Project History

The purpose of the Bitter Aloe Project is to enhance the legibility of archives created by South Africa's Truth and Reconciliation Commission (TRC).  The Truth and Reconciliation Commission (1996-2003) investigated human rights violations perpetrated by all parties during the most turbulent years of apartheid, a period defined by law as 1960 to 1995.  This process was intended to produce truth where none could previously be found.  The TRC was conceived under the assumption that such truth, once produced, could lay a foundation for reconciliation between perpetrators and victims as well as within society at large.  This ambitious project produced voluminous archives that included gigabytes of born-digital materials and extensive physical records.  The Bitter Aloe Project situates itself within the intersection between recent critical reappraisals of the TRC's work born out of the release of previously closed records and the burgeoning field of machine learning (ML) which is rapidly transforming scholarly and public engagement with archives.  Our ML work presently focuses on a method within natural language processing (NLP) known as named entity recognition (NER).  We have trained NER models with South African specific training data which allows us to automate the identification and classification different categories of nouns in large volumes of text.  Once recognized, those entities can then be extracted as structured data and presented in a variety of different visualizations.  In recent months our work has extended into the field of word embeddings which use a process called vectorization to render text into mathematical expressions which can then be compared at scale.  Word embeddings permit users to search for experience rather than by keyword, which can unlock patterns within archives that would be missed by conventional search methods.

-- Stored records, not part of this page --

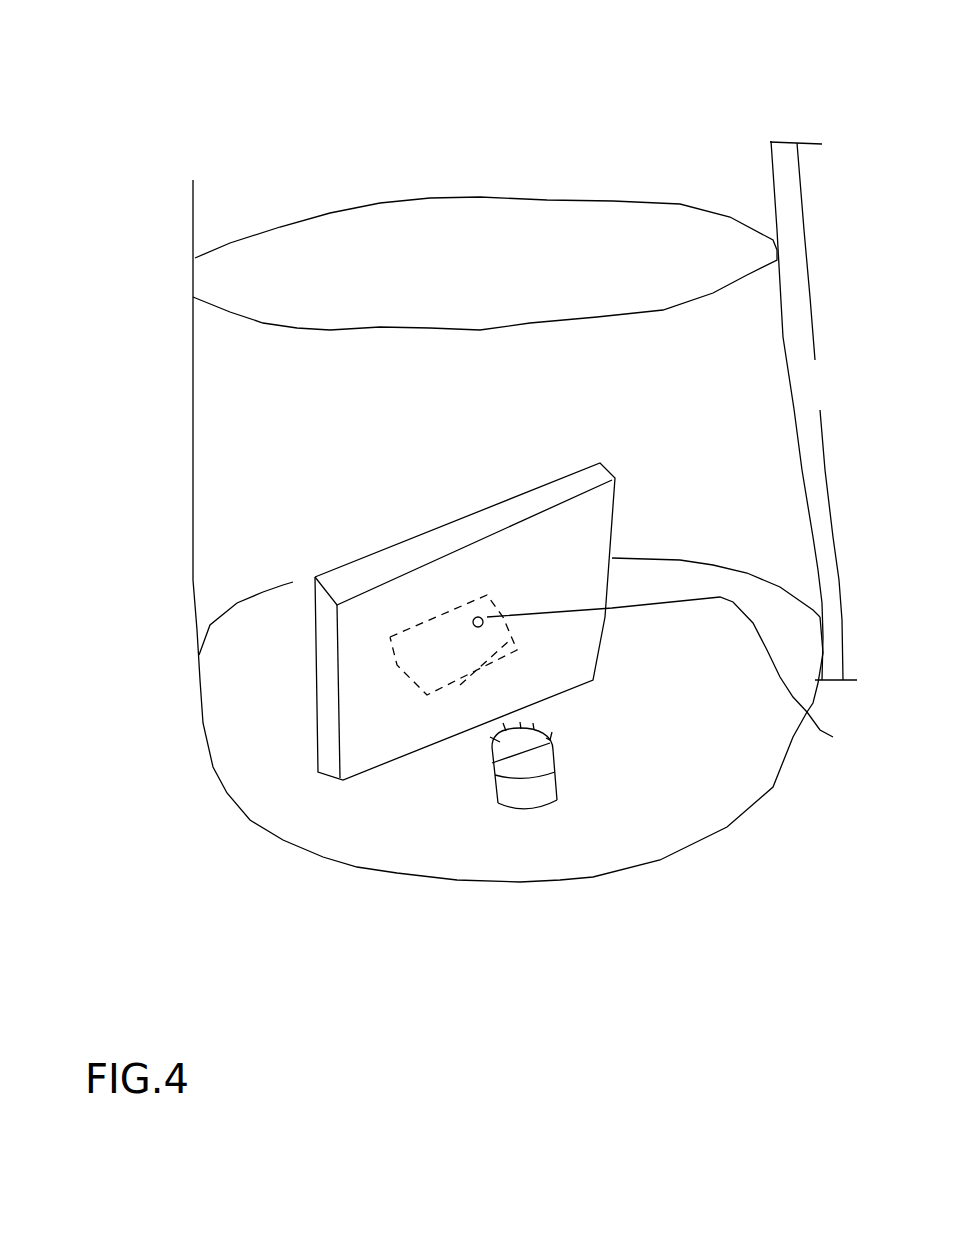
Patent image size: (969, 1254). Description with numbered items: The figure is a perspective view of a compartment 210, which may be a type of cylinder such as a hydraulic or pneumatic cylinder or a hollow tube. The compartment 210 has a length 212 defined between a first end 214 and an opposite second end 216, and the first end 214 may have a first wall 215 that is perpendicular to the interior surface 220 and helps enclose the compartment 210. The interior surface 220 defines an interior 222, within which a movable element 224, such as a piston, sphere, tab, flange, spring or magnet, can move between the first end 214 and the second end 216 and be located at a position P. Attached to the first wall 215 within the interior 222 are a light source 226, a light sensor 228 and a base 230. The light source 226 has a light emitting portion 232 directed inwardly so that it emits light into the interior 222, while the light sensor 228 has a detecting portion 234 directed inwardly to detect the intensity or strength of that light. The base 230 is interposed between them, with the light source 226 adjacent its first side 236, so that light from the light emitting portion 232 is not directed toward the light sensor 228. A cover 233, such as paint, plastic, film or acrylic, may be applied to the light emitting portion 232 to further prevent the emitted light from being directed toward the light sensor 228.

The compartment 210 is at (831, 85).
The length 212 is at (813, 410).
The first end 214 is at (195, 735).
The first wall 215 is at (377, 856).
The second end 216 is at (181, 188).
The interior surface 220 is at (475, 853).
The interior 222 is at (230, 465).
The movable element 224 is at (218, 270).
The light source 226 is at (575, 788).
The light sensor 228 is at (388, 669).
The base 230 is at (628, 530).
The light emitting portion 232 is at (523, 760).
The cover 233 is at (483, 760).
The detecting portion 234 is at (691, 678).
The first side 236 is at (363, 747).
The position P is at (774, 279).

Phase I (June 2019-October 2021)

Over the past 18 months, we developed custom ML models that build upon advances in conventional NER in two important ways; the customization of entity categories and recognition accuracy in multilingual corpora with entity ambiguity.  Off the shelf ML models cannot recognize certain domain-specific entities commonly found in linguistic and culturally diverse societies with complex political histories.  Entities found in TRC testimonies confound conventional approaches in NER because of the ambiguity of place names, the organizational complexity of state organs and proxies, and the expansive array of opposition groups.  Even though witnesses primarily gave testimony in English, or their words were translated into English by transcribers, the code-switching South Africans do in everyday speech confounds conventional approaches to NER because it prevents model generalization.  Our ML models yielded a higher degree of accuracy than off the shelf models because we used a South African specific training set during training.  This approach has demonstrated applicability in human rights archives produced elsewhere in the postcolonial world as well as in polyglot regions like central and Eastern Europe.

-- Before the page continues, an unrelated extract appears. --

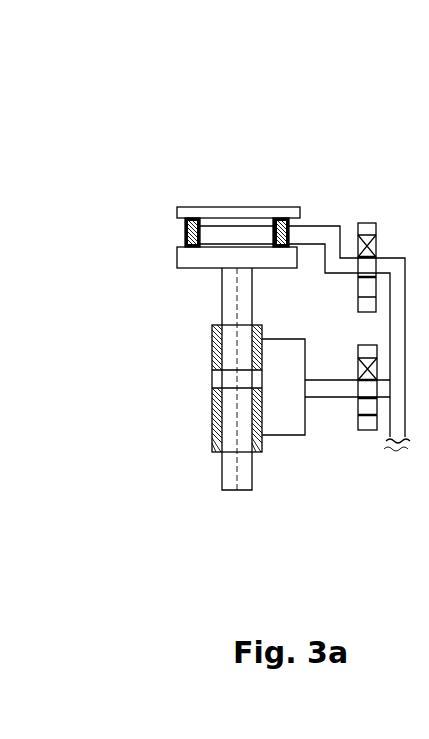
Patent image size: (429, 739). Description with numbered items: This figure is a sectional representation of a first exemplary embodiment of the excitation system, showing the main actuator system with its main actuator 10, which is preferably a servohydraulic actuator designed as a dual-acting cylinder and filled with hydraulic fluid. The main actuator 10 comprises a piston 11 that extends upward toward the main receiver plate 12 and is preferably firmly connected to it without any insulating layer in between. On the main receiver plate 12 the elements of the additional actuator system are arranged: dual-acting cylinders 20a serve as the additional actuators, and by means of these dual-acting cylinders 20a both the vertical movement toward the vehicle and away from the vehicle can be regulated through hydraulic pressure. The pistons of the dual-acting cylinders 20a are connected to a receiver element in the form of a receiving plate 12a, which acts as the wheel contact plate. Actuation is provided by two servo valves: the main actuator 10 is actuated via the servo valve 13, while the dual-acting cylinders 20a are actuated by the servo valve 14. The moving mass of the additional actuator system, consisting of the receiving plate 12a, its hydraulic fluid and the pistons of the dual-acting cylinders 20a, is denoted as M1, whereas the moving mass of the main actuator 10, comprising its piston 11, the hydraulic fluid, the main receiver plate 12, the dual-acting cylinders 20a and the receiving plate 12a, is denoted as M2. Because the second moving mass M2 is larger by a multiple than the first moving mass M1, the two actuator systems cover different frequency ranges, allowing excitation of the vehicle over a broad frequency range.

Data derived from our work allow scholars to put ML methods into practice developing new research questions, rather than letting technology determine the contours of their research.  For instance, we are now able to trace a typology of violence over time and geographic space, or construct network graphs of victims injured in police stations throughout the country, and then link those maps and network graphs to testimonies given by perpetrators.  We believe that this scalable understanding of violence during apartheid will enable humanists to better understand the fundamental dynamics of human rights abuses in South Africa on a societal level across three and a half decades.

At present our public-facing research outputs include (1) the TRC v7 Dashboard, a GIS data dashboard that draws from data extracted from approximately 21,500 human rights violations descriptions documented by the TRC and (2) the Co-Occurrence Network Graph, which depicts co-occurrences of the names of individuals and organizations in incident descriptions.  We have also debuted a prototype Sentence Embedding App that allows users to experiment with a search function based on experience rather than keywords.

Phase II (November 2021-Present)

In addition to our network graph and map, we are presently prototyping word embedding app that can unlock conceptual connections that lie within and between the thousands of descriptions of human rights violations.  At present, existing online repositories of TRC archival materials are limited only to basic keyword searches.  By rendering words into mathematical expressions known as vectors through a custom algorithm in combination with word vectors, or mathematical expressions of words, we created a way to examine the relationships between user-generated search terms, and words algorithmically related to that search term that might not be immediately apparent with subsequent keyword searches or manual readings of returned documents.  Essentially this functionality allows researchers to read across the horizons of individual experience and find what we term “fuzzy” conceptual relations algorithmically.  Word embeddings do not surrender a researcher’s interpretive powers to an algorithm, rather the algorithm permits the discovery of possible relationships that lie beyond the capabilities offered by narrow keyword searches and time-consuming manual readings.

Together these advances increase granularity of data that we extracted from the TRC corpus, which in turn will enhance the utility of extracted data for discovering broad social, cultural and experiential phenomena that extend across large volumes of human rights testimony.  Our ML models can more accurately recognize typical categories of named entities, but also distinguish between ambiguous toponyms, local colloquialisms, and complex bureaucratic nomenclature found in corpora that document human rights violations.  This improved accuracy permits us to create new visualizations of social relations within clusters and at scale, display the changing dimensions of violence over time and across geographic space, and unlock common experiences embedded in large volumes of text.